Maybe Beauty Doesn’t Have to Mean Pain

Emma Blakley helps Gabby Sporleder with her position during an advanced ballet class at Midwest Dance Mechanix in Wichita, Kan. (Jesse Brothers/The Hutchinson News via AP)

At BuzzFeed, former dancer Ellen O’Connell Whittet interrogates ballet: a beautiful but demanding art form that exacts a high price from the bodies of the women who practice it — Whittet already lives with chronic pain stemming from a fractured spine she suffered during a rehearsal.

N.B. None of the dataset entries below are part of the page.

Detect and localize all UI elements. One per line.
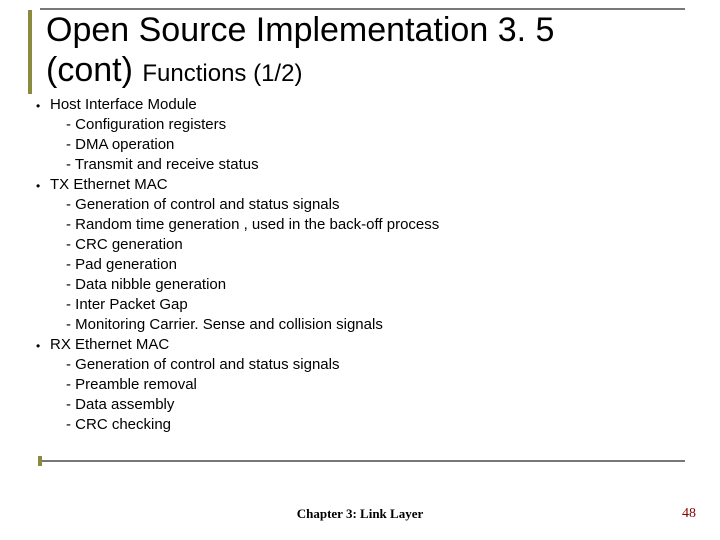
title-box: Open Source Implementation 3. 5 (cont) F… — [28, 10, 554, 94]
slide: Open Source Implementation 3. 5 (cont) F… — [0, 0, 720, 540]
bullet-item: - Transmit and receive status — [40, 155, 690, 175]
footer-chapter: Chapter 3: Link Layer — [0, 506, 720, 522]
bullet-item: - Configuration registers — [40, 115, 690, 135]
body-area: Host Interface Module - Configuration re… — [40, 95, 690, 435]
bullet-item: - Data assembly — [40, 395, 690, 415]
bullet-item: - Preamble removal — [40, 375, 690, 395]
bullet-heading: RX Ethernet MAC — [40, 335, 690, 355]
bullet-item: - Monitoring Carrier. Sense and collisio… — [40, 315, 690, 335]
bullet-item: - Generation of control and status signa… — [40, 355, 690, 375]
title-line2-main: (cont) — [46, 51, 133, 89]
title-line2: (cont) Functions (1/2) — [46, 50, 554, 94]
bullet-item: - Random time generation , used in the b… — [40, 215, 690, 235]
footer-page-number: 48 — [682, 506, 696, 522]
bullet-item: - Inter Packet Gap — [40, 295, 690, 315]
title-line2-sub: Functions (1/2) — [142, 60, 302, 87]
bullet-item: - Data nibble generation — [40, 275, 690, 295]
bullet-heading: TX Ethernet MAC — [40, 175, 690, 195]
bullet-item: - CRC checking — [40, 415, 690, 435]
bullet-heading: Host Interface Module — [40, 95, 690, 115]
title-block: Open Source Implementation 3. 5 (cont) F… — [28, 10, 554, 94]
bullet-item: - Pad generation — [40, 255, 690, 275]
slide-title: Open Source Implementation 3. 5 (cont) F… — [46, 10, 554, 94]
body-rule — [42, 460, 685, 462]
bullet-item: - Generation of control and status signa… — [40, 195, 690, 215]
bullet-item: - DMA operation — [40, 135, 690, 155]
title-line1: Open Source Implementation 3. 5 — [46, 10, 554, 50]
bullet-item: - CRC generation — [40, 235, 690, 255]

“I think you need to be asking whether you’ll ever walk without a limp,” the doctor told me. My parents drove three hours to come get me and bring me home, and I had to relearn how to do daily tasks with chronic and acute back pain, like drive a car or put on pants. A few years later, after I had healed enough, I joined a small dance company, but the pain in my back forced me daily to take stock of my own body, its needs and limitations, and to either continue hurting it or to use it to navigate through a world without ballet. Eventually, the culture of ballet was not inclusive enough for me to stay — it wouldn’t work with my limitations, and it required me to sacrifice my time and body in the name of art. Ballet was an austere and unrelenting master to me, one that asked more of me than I could give. I have missed ballet every day since, and yet I am disturbed by what, exactly I’m missing.

But the issues with ballet aren’t only around physical injuries from misstep or overuse. The physical pain is just the obvious symptom of a deeply sexist (and not a little racist) medium that regards women as implements rather than people.

Women’s contributions to ballet have historically been the most ephemeral: They are the archetypal ballerinas, whose careers depend on the constant vanishing point of dancing, over as soon as it happens. The parts of ballet that last past the moment of its occurrence — choreography, teaching, and artistic direction — have long been dominated by men. And this moment, which offers us a chance to have a mainstream conversation about the sexism of ballet, is also an opportunity to seriously consider what ballet’s future might look like. What needs to change to make it less damaging to women, while still preserving its value and beauty? And who needs to be more included in order to effect that change?